Labour and Delivery part 2 Flashcards
What are the non-pharmacological methods for pain relief in labour?
Maternal support,
Environment,
Birthing pools,
Education
What are the pharmacological methods for pain relief in labour?
Inhaled analgesics (entonox) - may cause N+V and lightheadedness.
Systemic opioid analgeis - IM diamorphine but must avoid if delivery in the next 4 hours.
Pudendal analgesia
Regional - epidural or spinal.
General anesthesia - risks greater than non-pregnant. Increased risk of aspiration and intubation more difficult
Explain the differences between an epidural and spinal
Epidural - general use for labour and can be topped up for intrumental delivery. Analgesic effect may be patchy. Does prolong second stage of labour and there is high rate of instrumental delivery.
Spinal - Used for operative delivery/management of postpartum complications. One off Sucharach injection which lasts for 2-4 hours. Dense and reliable block.
What are the complications of regional analgesia?
Dural puncture headache (CSF leakage).
Hypotension (due to blockage of sympathetic tone),
Local anesthetic toxicity,
Accidental total spinal block (may lead to loss of consciousness, resp arrest and hypotension. Requires intubation).
Neurological complications.
Bladder dysfunction (can be lifelong)
What are the indications and requirements(prerequisites) for instrumental delivery?
Indications - failure to progress, fetal distress, maternal exhaustion, control of head in various fetal positions.
Must be fully dilated, membranes ruptured, vertex at spines/below, position known, analgesia, consent, bladder emptied
What are the contra-indications for instrumental delivery
If prerequisites not met,
Risk of significant fetal bleeding disorder.
Gestation < 34 weeks for ventouse,
What are the maternal risks of an instrumental delivery?
PPH
Episiotomy,
Perineal tears,
Injury to anal sphincter,
Incontinence of urine/faeces,
Nerve injury - femoral or obturator nerve damage
What are the fetal risks with an instrumental delivery?
Cephalohaematoma (collection of blood between skull and periosteum) with ventouse.
Facial nerve palsy with forceps
Others: Subgaleal haemorrhage, intracranial haemorrhage, skull fracture, jaundice, retinal haemorrhages, chignon and spinal cord injury.
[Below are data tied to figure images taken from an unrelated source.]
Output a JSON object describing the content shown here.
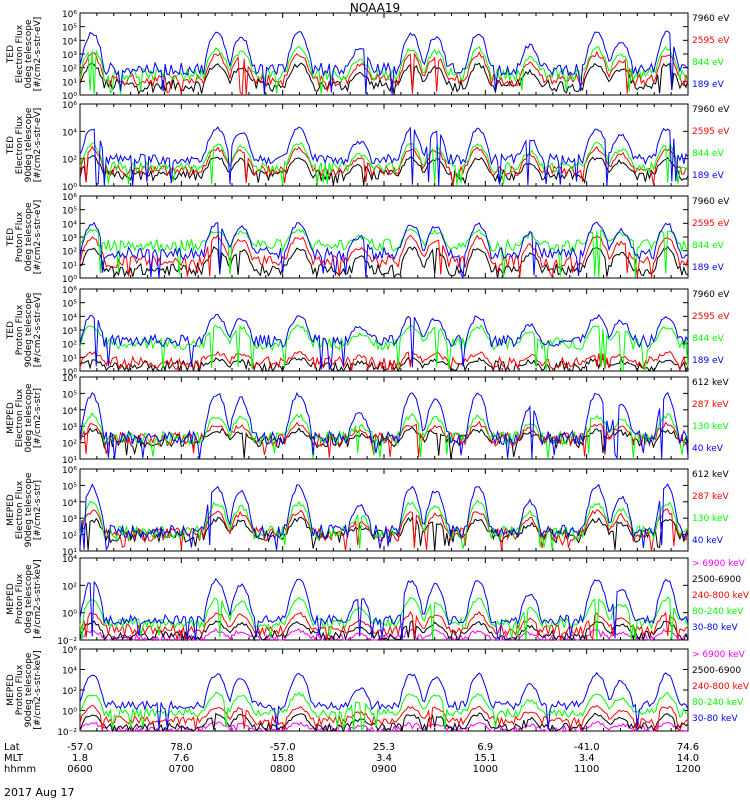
{
  "title": "NOAA19",
  "colors": {
    "black": "#000000",
    "red": "#ff0000",
    "green": "#00ff00",
    "blue": "#0000ff",
    "magenta": "#ff00ff"
  },
  "chart_data": {
    "type": "line",
    "title": "NOAA19",
    "date_label": "2017 Aug 17",
    "x_axis": {
      "rows": [
        {
          "name": "Lat",
          "values": [
            "-57.0",
            "78.0",
            "-57.0",
            "25.3",
            "6.9",
            "-41.0",
            "74.6"
          ]
        },
        {
          "name": "MLT",
          "values": [
            "1.8",
            "7.6",
            "15.8",
            "3.4",
            "15.1",
            "3.4",
            "14.0"
          ]
        },
        {
          "name": "hhmm",
          "values": [
            "0600",
            "0700",
            "0800",
            "0900",
            "1000",
            "1100",
            "1200"
          ]
        }
      ]
    },
    "panels": [
      {
        "ylabel": [
          "TED",
          "Electron Flux",
          "0deg telescope",
          "[#/cm2-s-str-eV]"
        ],
        "yticks": [
          "10⁰",
          "10¹",
          "10²",
          "10³",
          "10⁴",
          "10⁵",
          "10⁶"
        ],
        "ylog_range": [
          0,
          6
        ],
        "series": [
          {
            "name": "7960 eV",
            "color": "#000000",
            "base_log": 0.7,
            "peak_log": 2.4
          },
          {
            "name": "2595 eV",
            "color": "#ff0000",
            "base_log": 1.1,
            "peak_log": 3.2
          },
          {
            "name": "844 eV",
            "color": "#00ff00",
            "base_log": 1.5,
            "peak_log": 3.6
          },
          {
            "name": "189 eV",
            "color": "#0000ff",
            "base_log": 1.9,
            "peak_log": 4.8
          }
        ]
      },
      {
        "ylabel": [
          "TED",
          "Electron Flux",
          "90deg telescope",
          "[#/cm2-s-str-eV]"
        ],
        "yticks": [
          "10⁰",
          "10²",
          "10⁴",
          "10⁶"
        ],
        "ylog_range": [
          0,
          7
        ],
        "series": [
          {
            "name": "7960 eV",
            "color": "#000000",
            "base_log": 0.9,
            "peak_log": 2.6
          },
          {
            "name": "2595 eV",
            "color": "#ff0000",
            "base_log": 1.3,
            "peak_log": 3.4
          },
          {
            "name": "844 eV",
            "color": "#00ff00",
            "base_log": 1.6,
            "peak_log": 3.8
          },
          {
            "name": "189 eV",
            "color": "#0000ff",
            "base_log": 2.3,
            "peak_log": 5.2
          }
        ]
      },
      {
        "ylabel": [
          "TED",
          "Proton Flux",
          "0deg telescope",
          "[#/cm2-s-str-eV]"
        ],
        "yticks": [
          "10⁰",
          "10¹",
          "10²",
          "10³",
          "10⁴",
          "10⁵",
          "10⁶"
        ],
        "ylog_range": [
          0,
          6
        ],
        "series": [
          {
            "name": "7960 eV",
            "color": "#000000",
            "base_log": 0.6,
            "peak_log": 2.4
          },
          {
            "name": "2595 eV",
            "color": "#ff0000",
            "base_log": 1.2,
            "peak_log": 3.2
          },
          {
            "name": "844 eV",
            "color": "#00ff00",
            "base_log": 2.4,
            "peak_log": 3.6
          },
          {
            "name": "189 eV",
            "color": "#0000ff",
            "base_log": 1.8,
            "peak_log": 4.2
          }
        ]
      },
      {
        "ylabel": [
          "TED",
          "Proton Flux",
          "90deg telescope",
          "[#/cm2-s-str-eV]"
        ],
        "yticks": [
          "10⁰",
          "10¹",
          "10²",
          "10³",
          "10⁴",
          "10⁵",
          "10⁶"
        ],
        "ylog_range": [
          0,
          6
        ],
        "series": [
          {
            "name": "7960 eV",
            "color": "#000000",
            "base_log": 0.3,
            "peak_log": 0.9
          },
          {
            "name": "2595 eV",
            "color": "#ff0000",
            "base_log": 0.6,
            "peak_log": 1.4
          },
          {
            "name": "844 eV",
            "color": "#00ff00",
            "base_log": 2.0,
            "peak_log": 3.4
          },
          {
            "name": "189 eV",
            "color": "#0000ff",
            "base_log": 2.2,
            "peak_log": 4.2
          }
        ]
      },
      {
        "ylabel": [
          "MEPED",
          "Electron Flux",
          "0deg telescope",
          "[#/cm2-s-str]"
        ],
        "yticks": [
          "10¹",
          "10²",
          "10³",
          "10⁴",
          "10⁵",
          "10⁶"
        ],
        "ylog_range": [
          1,
          6.4
        ],
        "series": [
          {
            "name": "612 keV",
            "color": "#000000",
            "base_log": 2.2,
            "peak_log": 3.0
          },
          {
            "name": "287 keV",
            "color": "#ff0000",
            "base_log": 2.3,
            "peak_log": 3.4
          },
          {
            "name": "130 keV",
            "color": "#00ff00",
            "base_log": 2.4,
            "peak_log": 4.0
          },
          {
            "name": "40 keV",
            "color": "#0000ff",
            "base_log": 2.4,
            "peak_log": 5.6
          }
        ]
      },
      {
        "ylabel": [
          "MEPED",
          "Electron Flux",
          "90deg telescope",
          "[#/cm2-s-str]"
        ],
        "yticks": [
          "10¹",
          "10²",
          "10³",
          "10⁴",
          "10⁵",
          "10⁶"
        ],
        "ylog_range": [
          1,
          6.4
        ],
        "series": [
          {
            "name": "612 keV",
            "color": "#000000",
            "base_log": 2.0,
            "peak_log": 3.2
          },
          {
            "name": "287 keV",
            "color": "#ff0000",
            "base_log": 2.1,
            "peak_log": 3.8
          },
          {
            "name": "130 keV",
            "color": "#00ff00",
            "base_log": 2.2,
            "peak_log": 4.4
          },
          {
            "name": "40 keV",
            "color": "#0000ff",
            "base_log": 2.3,
            "peak_log": 5.6
          }
        ]
      },
      {
        "ylabel": [
          "MEPED",
          "Proton Flux",
          "0deg telescope",
          "[#/cm2-s-str-keV]"
        ],
        "yticks": [
          "10⁻²",
          "10⁰",
          "10²",
          "10⁴"
        ],
        "ylog_range": [
          -2.3,
          5
        ],
        "series": [
          {
            "name": "> 6900 keV",
            "color": "#ff00ff",
            "base_log": -2.2,
            "peak_log": -1.4
          },
          {
            "name": "2500-6900",
            "color": "#000000",
            "base_log": -1.9,
            "peak_log": -0.6
          },
          {
            "name": "240-800 keV",
            "color": "#ff0000",
            "base_log": -1.4,
            "peak_log": 0.2
          },
          {
            "name": "80-240 keV",
            "color": "#00ff00",
            "base_log": -0.8,
            "peak_log": 1.6
          },
          {
            "name": "30-80 keV",
            "color": "#0000ff",
            "base_log": -0.5,
            "peak_log": 3.4
          }
        ]
      },
      {
        "ylabel": [
          "MEPED",
          "Proton Flux",
          "90deg telescope",
          "[#/cm2-s-str-keV]"
        ],
        "yticks": [
          "10⁻²",
          "10⁰",
          "10²",
          "10⁴",
          "10⁶"
        ],
        "ylog_range": [
          -2.3,
          6.3
        ],
        "series": [
          {
            "name": "> 6900 keV",
            "color": "#ff00ff",
            "base_log": -2.2,
            "peak_log": -1.4
          },
          {
            "name": "2500-6900",
            "color": "#000000",
            "base_log": -1.9,
            "peak_log": -0.4
          },
          {
            "name": "240-800 keV",
            "color": "#ff0000",
            "base_log": -1.2,
            "peak_log": 0.4
          },
          {
            "name": "80-240 keV",
            "color": "#00ff00",
            "base_log": -0.4,
            "peak_log": 1.8
          },
          {
            "name": "30-80 keV",
            "color": "#0000ff",
            "base_log": 0.4,
            "peak_log": 4.0
          }
        ]
      }
    ],
    "events": [
      {
        "t": 0.02,
        "w": 0.02,
        "s": 0.9
      },
      {
        "t": 0.225,
        "w": 0.022,
        "s": 0.9
      },
      {
        "t": 0.265,
        "w": 0.02,
        "s": 0.8
      },
      {
        "t": 0.36,
        "w": 0.022,
        "s": 0.9,
        "dome": true
      },
      {
        "t": 0.46,
        "w": 0.02,
        "s": 0.5
      },
      {
        "t": 0.545,
        "w": 0.02,
        "s": 0.9
      },
      {
        "t": 0.585,
        "w": 0.02,
        "s": 0.8
      },
      {
        "t": 0.655,
        "w": 0.02,
        "s": 0.9,
        "dome": true
      },
      {
        "t": 0.74,
        "w": 0.018,
        "s": 0.6
      },
      {
        "t": 0.85,
        "w": 0.022,
        "s": 0.9
      },
      {
        "t": 0.89,
        "w": 0.02,
        "s": 0.7
      },
      {
        "t": 0.965,
        "w": 0.02,
        "s": 0.9
      }
    ]
  }
}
What are the risks of a C-section?
Bleeding,
Hysterectomy,
VTE,
Infection,
Bowel/bladder/ureteric injury,
Cut to baby,
Return to theater,
ITU admission,
Pain,
Increased risk of stillbirth, placenta praevia and accreata spectrum in next pregnancy.
What are the indications for continuous CTG monitoring?
Sepsis,
Maternal tachycardia,
significant meconium,
Pre-eclampsia,
Fresh antepartum haemorrhage,
Delay in labour
Use of oxytocin,
Disproportionate maternal pain
What are the key features to look for on a CTG?
Contractions - No. per 10mins.
Baseline rate - fetal baseline rate,
Variability - How the fetal heart rate varies up and down around baseline,(5-25)
Accelerations - fetal heart rate spikes,
Decelerations - where fetal heart rate drops
What is the normal baseline rate and variability on CTGs
Baseline rate - 110 to 160.
Variability - 5 to 25.
Concerning baseline rate is 100-109 or >161 to 180.
Abnormal baseline rate is below 100 or above 180
Describe features of CTG accelerations
These are good signs that the foetus is healthy, particularly when occurring alongside contractions of the uterus.
Describe features of decelerations
More concerning as fetal heart rate drops in response to hypoxia. The four types are:
Early decelerations,
Late decelerations,
Variable decelerations,
Prolonged decelerations
Describe features of early decelerations
Gradual dops and recoveries in heart rate which corresponds to uterine contractions.
These are normal and are caused by the uterus compressing the head of the fetus which stimulates the vagus nerve.